Using the GMP library has cut execution time on this hardware down to around 2 seconds, from around 13-15 seconds.

## Conclusion

When implementing C extensions to speed up Python programs, there are more considerations than just “switch to compiled language, see speed increase.” Python provides many data types and structures that must be duplicated in the C program, and using the Python API heavily may lead to a slight or nonexistent gain in performance. Meanwhile, using other libraries may require interconversion (e.g. here, the GMP multi-precision integer is converted to a Python integer by way of a decimal string representation).

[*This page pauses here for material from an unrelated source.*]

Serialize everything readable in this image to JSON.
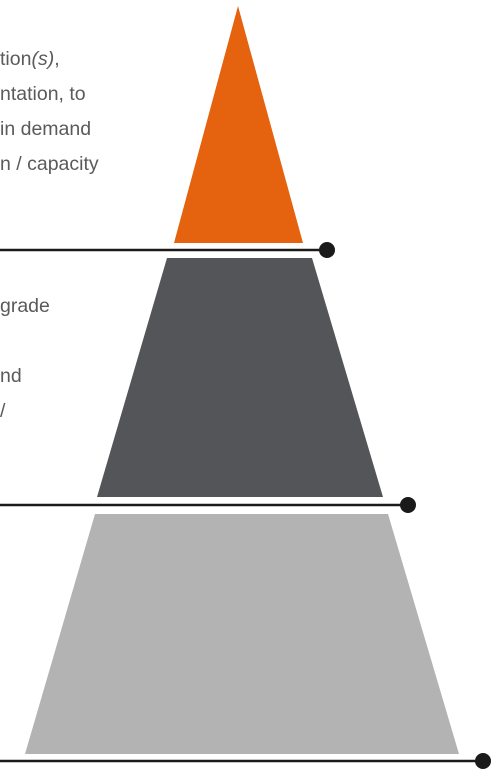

For purely numeric functions that deal only in values that fit within standard C types, it’s relatively easy to create large speedups. Once other types, such as strings and bignums, become involved, the work starts to build up. However, the reward can still be substantial: here, the final C extension using GMP resulted in an 86% reduction in execution time. The results above do not mean that GMP is more performant than Python bignums in general, but the difference in performance in this case is obvious.